Regular expression to exclude lines?

M

Mark Szlazak

Shannon Jacobs said:
My goal now is to do something similar, but excluding the lines that do not
contain some string. I'm most interested in an elegant solution, though the
discussion so far seems to suggest that there may be no better approach than
parsing the input one line at a time...

An additional wrinkle is that I'd like to generalize a bit by treating the
decision string as a parameter returned in another field of the form.

I've tried twice to post a simple solution through Developers Dex but
they haven't appeared in about two days. I'm assuming they're lost.
Anyway, my previous post that did appear starts to point you to a
solution. It doesn't require a seperate process to break up lines and
it works. To remove lines without the substring "something" in them,
here's that solution again.

rx = /^(?:(?!\bsomething\b).)*$/gm;
outText = inText.replace(rx,'');

To make this regular expression dynamic, use the RegExp object
constuctor.

skip = 'something';
pattern = '^(?:(?!\\b' + skip + '\\b).)*$';
rx = new RegExp(pattern, 'gm');
outText = inText.replace(rx,'');

Also, one of your posts talks about linefeeds and the \r\n pattern.
This is OS dependent and linefeeds could also be just \r or \n.
 
S

Shannon Jacobs

Mark Szlazak wrote:
<snip of lengthy text describing goal of deleting lines that do not include
a key string>
rx = /^(?:(?!\bsomething\b).)*$/gm;
outText = inText.replace(rx,'');

To make this regular expression dynamic, use the RegExp object
constuctor.

skip = 'something';
pattern = '^(?:(?!\\b' + skip + '\\b).)*$';
rx = new RegExp(pattern, 'gm');
outText = inText.replace(rx,'');

Also, one of your posts talks about linefeeds and the \r\n pattern.
This is OS dependent and linefeeds could also be just \r or \n.

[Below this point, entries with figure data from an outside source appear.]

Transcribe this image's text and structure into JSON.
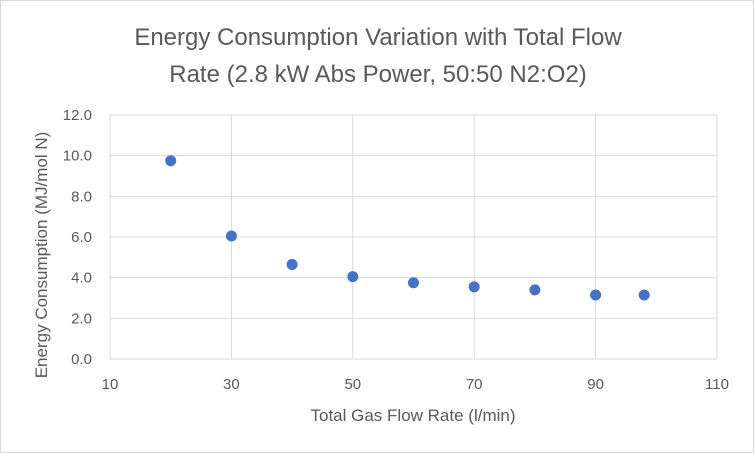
{
  "chart_data": {
    "type": "scatter",
    "title_lines": [
      "Energy Consumption  Variation with Total Flow",
      "Rate (2.8 kW Abs Power, 50:50 N2:O2)"
    ],
    "xlabel": "Total Gas Flow Rate (l/min)",
    "ylabel": "Energy Consumption (MJ/mol N)",
    "xlim": [
      10,
      110
    ],
    "ylim": [
      0,
      12
    ],
    "x_ticks": [
      10,
      30,
      50,
      70,
      90,
      110
    ],
    "y_ticks": [
      "0.0",
      "2.0",
      "4.0",
      "6.0",
      "8.0",
      "10.0",
      "12.0"
    ],
    "grid": true,
    "marker_color": "#4472c4",
    "series": [
      {
        "x": [
          20,
          30,
          40,
          50,
          60,
          70,
          80,
          90,
          98
        ],
        "y": [
          9.75,
          6.05,
          4.65,
          4.05,
          3.75,
          3.55,
          3.4,
          3.15,
          3.15
        ]
      }
    ]
  }
}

Below is the working code. I'm extremely obliged I hope the embedded
acknowledgment is sufficient, even though I don't expect to actively
broadcast the code. You're certainly a guru in my JavaScript book. The only
real change I had to make was the thing at the end to include the ends of
the lines. Your original version left a blank line, while I wanted to remove
those lines completely. By the way, I tested an earlier non-dynamic version
with Opera and it worked fine. I'll test the dynamic version tomorrow.

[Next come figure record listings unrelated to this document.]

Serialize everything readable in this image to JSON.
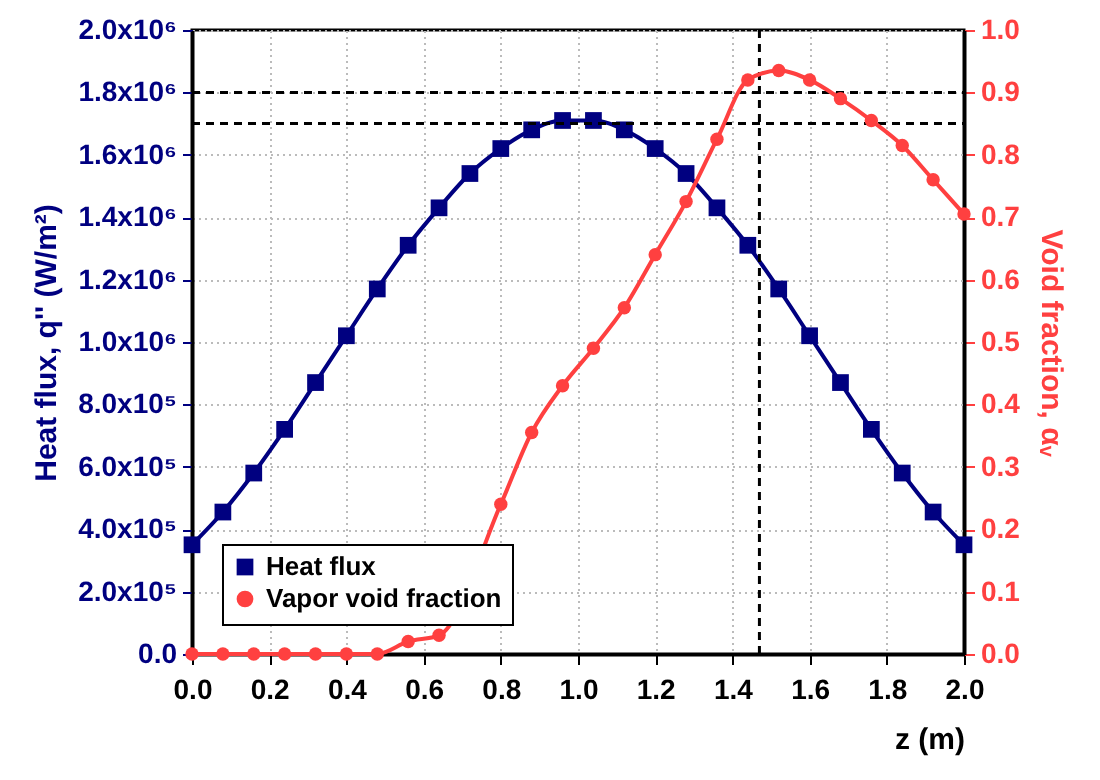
{
  "chart_data": {
    "type": "line",
    "xlabel": "z (m)",
    "ylabel": "Heat flux, q'' (W/m²)",
    "y2label": "Void fraction, αᵥ",
    "x": [
      0,
      0.08,
      0.16,
      0.24,
      0.32,
      0.4,
      0.48,
      0.56,
      0.64,
      0.72,
      0.8,
      0.88,
      0.96,
      1.04,
      1.12,
      1.2,
      1.28,
      1.36,
      1.44,
      1.52,
      1.6,
      1.68,
      1.76,
      1.84,
      1.92,
      2.0
    ],
    "series": [
      {
        "name": "Heat flux",
        "color": "#000080",
        "marker": "square",
        "axis": "y",
        "values": [
          350000,
          455000,
          580000,
          720000,
          870000,
          1020000,
          1170000,
          1310000,
          1430000,
          1540000,
          1620000,
          1680000,
          1710000,
          1710000,
          1680000,
          1620000,
          1540000,
          1430000,
          1310000,
          1170000,
          1020000,
          870000,
          720000,
          580000,
          455000,
          350000
        ]
      },
      {
        "name": "Vapor void fraction",
        "color": "#ff4040",
        "marker": "circle",
        "axis": "y2",
        "x": [
          0,
          0.08,
          0.16,
          0.24,
          0.32,
          0.4,
          0.48,
          0.56,
          0.64,
          0.8,
          0.88,
          0.96,
          1.04,
          1.12,
          1.2,
          1.28,
          1.36,
          1.44,
          1.52,
          1.6,
          1.68,
          1.76,
          1.84,
          1.92,
          2.0
        ],
        "values": [
          0,
          0,
          0,
          0,
          0,
          0,
          0,
          0.02,
          0.03,
          0.24,
          0.355,
          0.43,
          0.49,
          0.555,
          0.64,
          0.725,
          0.825,
          0.92,
          0.935,
          0.92,
          0.89,
          0.855,
          0.815,
          0.76,
          0.705
        ]
      }
    ],
    "xlim": [
      0,
      2
    ],
    "xticks": [
      {
        "value": 0,
        "label": "0.0"
      },
      0.2,
      0.4,
      0.6,
      0.8,
      {
        "value": 1,
        "label": "1.0"
      },
      1.2,
      1.4,
      1.6,
      1.8,
      {
        "value": 2,
        "label": "2.0"
      }
    ],
    "ylim": [
      0,
      2000000
    ],
    "yticks": [
      {
        "value": 0,
        "label": "0.0"
      },
      {
        "value": 200000,
        "label": "2.0x10⁵"
      },
      {
        "value": 400000,
        "label": "4.0x10⁵"
      },
      {
        "value": 600000,
        "label": "6.0x10⁵"
      },
      {
        "value": 800000,
        "label": "8.0x10⁵"
      },
      {
        "value": 1000000,
        "label": "1.0x10⁶"
      },
      {
        "value": 1200000,
        "label": "1.2x10⁶"
      },
      {
        "value": 1400000,
        "label": "1.4x10⁶"
      },
      {
        "value": 1600000,
        "label": "1.6x10⁶"
      },
      {
        "value": 1800000,
        "label": "1.8x10⁶"
      },
      {
        "value": 2000000,
        "label": "2.0x10⁶"
      }
    ],
    "y2lim": [
      0,
      1
    ],
    "y2ticks": [
      {
        "value": 0,
        "label": "0.0"
      },
      0.1,
      0.2,
      0.3,
      0.4,
      0.5,
      0.6,
      0.7,
      0.8,
      0.9,
      {
        "value": 1,
        "label": "1.0"
      }
    ],
    "ref_lines": [
      {
        "axis": "y",
        "value": 1800000,
        "color": "#000000",
        "line_style": "dashed"
      },
      {
        "axis": "y",
        "value": 1700000,
        "color": "#000000",
        "line_style": "dashed"
      },
      {
        "axis": "x",
        "value": 1.47,
        "color": "#000000",
        "line_style": "dashed"
      }
    ],
    "grid": true,
    "legend": "bottom left",
    "line_style": "solid"
  }
}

My main regret is that I still don't fully understand how it works... Rather
embarrassing, but looks like I'll have to break out the Perl manual
tomorrow.

function keepSelectedLines(keepString, blockOfText) {
// based on tips from Mark Szlazak
pattern = '^(?:(?!\\b' + keepString + '\\b).)*$[\r\n]*';
rx = new RegExp(pattern, 'gm');
blockOfText = blockOfText.replace(rx,'');
return blockOfText;
}
 
T

Thomas 'PointedEars' Lahn

Shannon said:
Below is the working code. [...]
My main regret is that I still don't fully understand how it works... Rather
embarrassing, but looks like I'll have to break out the Perl manual
tomorrow.

Why, see the Reference:

http://devedge.netscape.com/library/manuals/2000/javascript/1.5/guide/regexp.html#1010689
function keepSelectedLines(keepString, blockOfText) {
// based on tips from Mark Szlazak
pattern = '^(?:(?!\\b' + keepString + '\\b).)*$[\r\n]*';

This string literal contains a notation later to be used to create
a Regular Expression (RegExp object) that matchesthe beginning of
text (^) followed by none or more than one occurrences (*) of the following:

Match the following but don't remember the match (/?:/):
Match the previous only if the following does _not_ match (/?!/,
negative lookahead): Word boundary ("\\b" becoming /\b/) followed
by the value of `keepString' followed by a word boundary, followed
by any single character except the newline character (/./).

The above should match only if it is followed by the end of the
text followed by none or more than one occurrences (*) of any of
the characters ([...]) \r (carriage return) and \n (linefeed).
rx = new RegExp(pattern, 'gm');

This creates a RegExp object from the above string literal, matching
it on every single line instead of on the whole text ('m'; consider
multiline input), having /^/ and /$/ match the beginning and the end
of line instead of the beginning and the end of text, and matches all
occurrences, not only the first one ('g'; global).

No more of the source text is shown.